Figure 9: The relabeling action affected only a specific metric.

The relabeling might not make perfect sense, but the idea behind it is to demonstrate how to use the suggested approach and to touch on a few aspects about relabeling.

Summary

The idea behind this article was to give a very brief background for Prometheus and remote-write and to provide a simple procedure for experimenting with remote-write relabeling. There’s a lot more to Prometheus and remote-write than we covered, but hopefully this can bridge a gap for someone as it did for me.

Note: The configurations used in this lab are direct Prometheus configurations.

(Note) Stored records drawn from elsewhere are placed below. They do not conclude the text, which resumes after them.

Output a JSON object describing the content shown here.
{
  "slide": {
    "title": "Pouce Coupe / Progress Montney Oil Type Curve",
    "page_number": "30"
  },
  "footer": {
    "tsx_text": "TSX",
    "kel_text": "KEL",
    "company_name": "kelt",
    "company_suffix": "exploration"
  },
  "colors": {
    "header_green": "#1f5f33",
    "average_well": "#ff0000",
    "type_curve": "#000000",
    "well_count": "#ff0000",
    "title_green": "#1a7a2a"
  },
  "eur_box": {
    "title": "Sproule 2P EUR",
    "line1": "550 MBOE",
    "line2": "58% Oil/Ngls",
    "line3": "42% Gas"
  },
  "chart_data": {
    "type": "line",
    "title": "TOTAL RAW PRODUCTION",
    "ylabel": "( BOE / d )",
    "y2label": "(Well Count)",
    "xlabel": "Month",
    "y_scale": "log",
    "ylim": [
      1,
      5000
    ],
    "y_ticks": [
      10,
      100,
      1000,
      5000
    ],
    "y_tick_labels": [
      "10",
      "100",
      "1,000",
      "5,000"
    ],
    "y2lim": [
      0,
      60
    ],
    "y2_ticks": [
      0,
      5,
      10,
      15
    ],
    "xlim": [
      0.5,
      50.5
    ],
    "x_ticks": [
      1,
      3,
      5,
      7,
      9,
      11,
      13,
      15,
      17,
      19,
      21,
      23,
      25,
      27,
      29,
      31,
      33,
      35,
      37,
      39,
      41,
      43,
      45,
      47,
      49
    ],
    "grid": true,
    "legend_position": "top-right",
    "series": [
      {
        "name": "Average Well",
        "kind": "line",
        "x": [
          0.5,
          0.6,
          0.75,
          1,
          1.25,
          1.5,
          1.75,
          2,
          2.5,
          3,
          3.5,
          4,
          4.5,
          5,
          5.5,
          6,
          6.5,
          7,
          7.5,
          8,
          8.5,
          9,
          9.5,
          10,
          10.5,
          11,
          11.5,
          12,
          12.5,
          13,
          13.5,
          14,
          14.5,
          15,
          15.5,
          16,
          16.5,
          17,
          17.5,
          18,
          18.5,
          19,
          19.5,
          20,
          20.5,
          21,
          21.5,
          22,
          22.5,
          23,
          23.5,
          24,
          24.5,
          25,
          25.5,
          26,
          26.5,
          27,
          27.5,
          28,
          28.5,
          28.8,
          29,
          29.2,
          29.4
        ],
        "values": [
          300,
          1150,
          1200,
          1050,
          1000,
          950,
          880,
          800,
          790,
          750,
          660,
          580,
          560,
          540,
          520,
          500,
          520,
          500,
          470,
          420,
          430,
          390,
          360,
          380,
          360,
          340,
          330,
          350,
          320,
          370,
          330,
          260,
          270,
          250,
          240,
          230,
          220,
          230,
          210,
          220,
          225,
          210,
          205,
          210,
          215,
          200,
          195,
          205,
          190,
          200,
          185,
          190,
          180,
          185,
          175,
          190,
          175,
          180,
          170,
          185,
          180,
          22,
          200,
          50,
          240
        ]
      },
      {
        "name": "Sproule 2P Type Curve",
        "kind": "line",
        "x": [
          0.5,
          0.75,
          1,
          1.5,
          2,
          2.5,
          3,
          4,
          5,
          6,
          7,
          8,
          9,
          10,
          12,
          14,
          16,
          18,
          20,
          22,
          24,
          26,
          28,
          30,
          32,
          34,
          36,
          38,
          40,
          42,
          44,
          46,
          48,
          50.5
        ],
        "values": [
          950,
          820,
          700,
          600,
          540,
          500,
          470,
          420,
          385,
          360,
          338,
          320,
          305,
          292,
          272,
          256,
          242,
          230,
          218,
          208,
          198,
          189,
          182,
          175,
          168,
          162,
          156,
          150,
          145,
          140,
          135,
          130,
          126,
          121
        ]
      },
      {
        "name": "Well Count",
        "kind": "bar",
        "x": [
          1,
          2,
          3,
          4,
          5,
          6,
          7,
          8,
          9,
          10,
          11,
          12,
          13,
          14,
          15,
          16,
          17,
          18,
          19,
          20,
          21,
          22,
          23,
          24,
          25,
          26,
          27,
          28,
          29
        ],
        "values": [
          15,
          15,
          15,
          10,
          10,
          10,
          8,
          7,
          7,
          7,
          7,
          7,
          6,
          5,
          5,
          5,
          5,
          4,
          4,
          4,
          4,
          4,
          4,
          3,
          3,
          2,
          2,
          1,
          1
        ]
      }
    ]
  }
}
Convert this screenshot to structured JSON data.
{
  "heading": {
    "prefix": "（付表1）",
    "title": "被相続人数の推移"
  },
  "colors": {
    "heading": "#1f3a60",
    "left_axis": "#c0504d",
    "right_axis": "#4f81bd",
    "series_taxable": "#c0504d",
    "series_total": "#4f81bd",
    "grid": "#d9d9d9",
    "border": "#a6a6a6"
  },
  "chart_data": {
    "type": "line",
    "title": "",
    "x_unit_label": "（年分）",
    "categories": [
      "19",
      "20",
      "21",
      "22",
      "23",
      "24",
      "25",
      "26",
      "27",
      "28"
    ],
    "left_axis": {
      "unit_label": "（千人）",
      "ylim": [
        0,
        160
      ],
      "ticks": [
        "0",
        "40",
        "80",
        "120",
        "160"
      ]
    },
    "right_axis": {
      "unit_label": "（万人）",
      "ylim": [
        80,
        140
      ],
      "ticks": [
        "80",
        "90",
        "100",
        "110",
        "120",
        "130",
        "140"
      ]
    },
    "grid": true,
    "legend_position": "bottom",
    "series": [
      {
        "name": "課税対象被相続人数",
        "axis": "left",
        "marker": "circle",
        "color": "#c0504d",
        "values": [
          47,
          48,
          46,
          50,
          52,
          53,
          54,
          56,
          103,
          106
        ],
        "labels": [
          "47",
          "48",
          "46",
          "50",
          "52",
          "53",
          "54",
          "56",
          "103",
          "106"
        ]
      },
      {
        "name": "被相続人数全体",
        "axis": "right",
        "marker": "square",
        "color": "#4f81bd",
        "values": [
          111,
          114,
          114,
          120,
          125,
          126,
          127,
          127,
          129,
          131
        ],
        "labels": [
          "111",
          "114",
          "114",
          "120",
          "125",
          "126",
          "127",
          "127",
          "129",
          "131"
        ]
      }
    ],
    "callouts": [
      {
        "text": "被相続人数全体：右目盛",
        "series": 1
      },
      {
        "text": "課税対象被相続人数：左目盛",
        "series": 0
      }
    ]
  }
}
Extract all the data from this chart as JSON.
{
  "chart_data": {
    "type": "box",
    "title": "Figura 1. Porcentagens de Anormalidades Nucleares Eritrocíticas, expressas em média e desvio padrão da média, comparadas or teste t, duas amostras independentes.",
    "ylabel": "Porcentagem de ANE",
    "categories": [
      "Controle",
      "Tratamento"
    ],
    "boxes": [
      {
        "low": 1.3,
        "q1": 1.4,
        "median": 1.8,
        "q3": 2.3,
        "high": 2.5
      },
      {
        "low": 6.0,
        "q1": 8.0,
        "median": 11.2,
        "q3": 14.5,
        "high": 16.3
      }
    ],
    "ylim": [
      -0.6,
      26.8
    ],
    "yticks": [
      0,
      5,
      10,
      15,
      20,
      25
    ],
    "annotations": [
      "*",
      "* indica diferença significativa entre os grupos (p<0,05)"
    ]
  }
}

In my daily job, I seldom configure Prometheus directly. Instead, we use different Prometheus Operators (e.g., Prometheus Operator, OpenShift Cluster Monitor Operator, Observability Operator) that react upon Kubernetes Custom Resources (CRs) to create, configure and maintain Prometheus instances.

The configurations within such CRs result in creation of Prometheus configurations which slightly differ in syntax compared to the CR itself. Most notably, Prometheus configurations follow the snake_case, while the operators follow the camelCase. So, for example, to have remote_write configured in Prometheus, the Kubernetes CR will contain remoteWrite configurations, and target_label will similarly be replaced with targetLabel. This is something to keep in mind when using any configurations created using the lab and applying them to operators-maintained instances.

It is also possible that some configurations supported in Prometheus are not supported by the operator you’re using, so this is another aspect to keep in mind, although I did not run into such issues with configurations related to remote-write.